Along that line, national health services around the world have begun to turn to the private sector for assistance. India has been proactive in designating certain hospitals to treat H1N1 patients and Saudi Arabia’s government has announced it will bear the cost of treating all influenza patients whether they are in private or public care.
In the UK, the British Medical Association is negotiating what additional funding doctors will receive to carry out swine flu vaccinations, with UK newspaper The Times reporting that the figure could be as much as £300m. The union has been lobbying for the extra cash equalling £6.92 per patient to deliver the inoculation that will be given alongside the seasonal flu jab. But the action has provoked widespread criticism, with many stating it is a general practitioner’s duty to provide frontline care.
Many countries are expecting delivery to begin in October 2009, missing the start of the school season. Nevertheless, it is children that stand at the forefront of the inoculation programme. Alongside this group are childcare providers and healthcare staff.

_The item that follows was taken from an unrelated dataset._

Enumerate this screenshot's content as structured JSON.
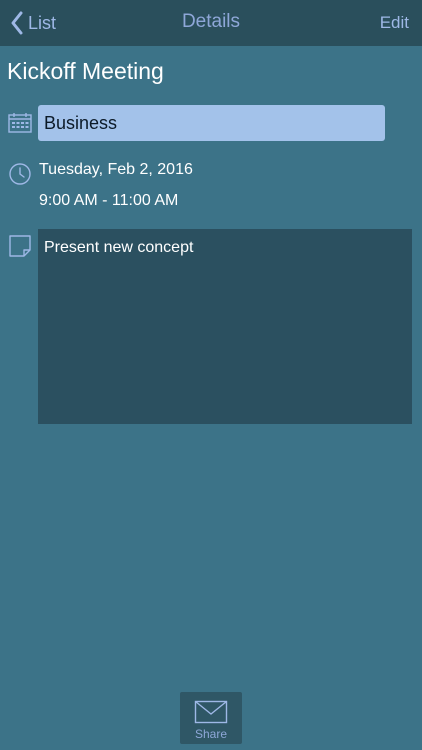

With clinical trial results not yet released there are still many unknowns and emergency capacity planning around the world is being carried out based on a series of guesses. Until they know the facts about just how many doses pharmaceutical firms will be able to produce in the first few months of a vaccine being released, there is only so much hospitals, doctor’s surgeries and governments can do.
In the meantime, rigorous standards are being set up with, for example, the UAE’s National Supervisory Committee for Combating Swine Flu warning that legal action will be taken against any hospital – public or private – that violates the government’s directives in dealing with the disease. Violations include negligence towards any patient with swine flu symptoms and inspection teams have been set up to monitor whether standards are being met.
So while some are working around the clock all others can do is put in place preparation procedures until the real work can be done. In the meantime, antivirals are still being distributed, national hotlines set up and hopes pinned on the virus not mutating further or becoming more virulent in the future.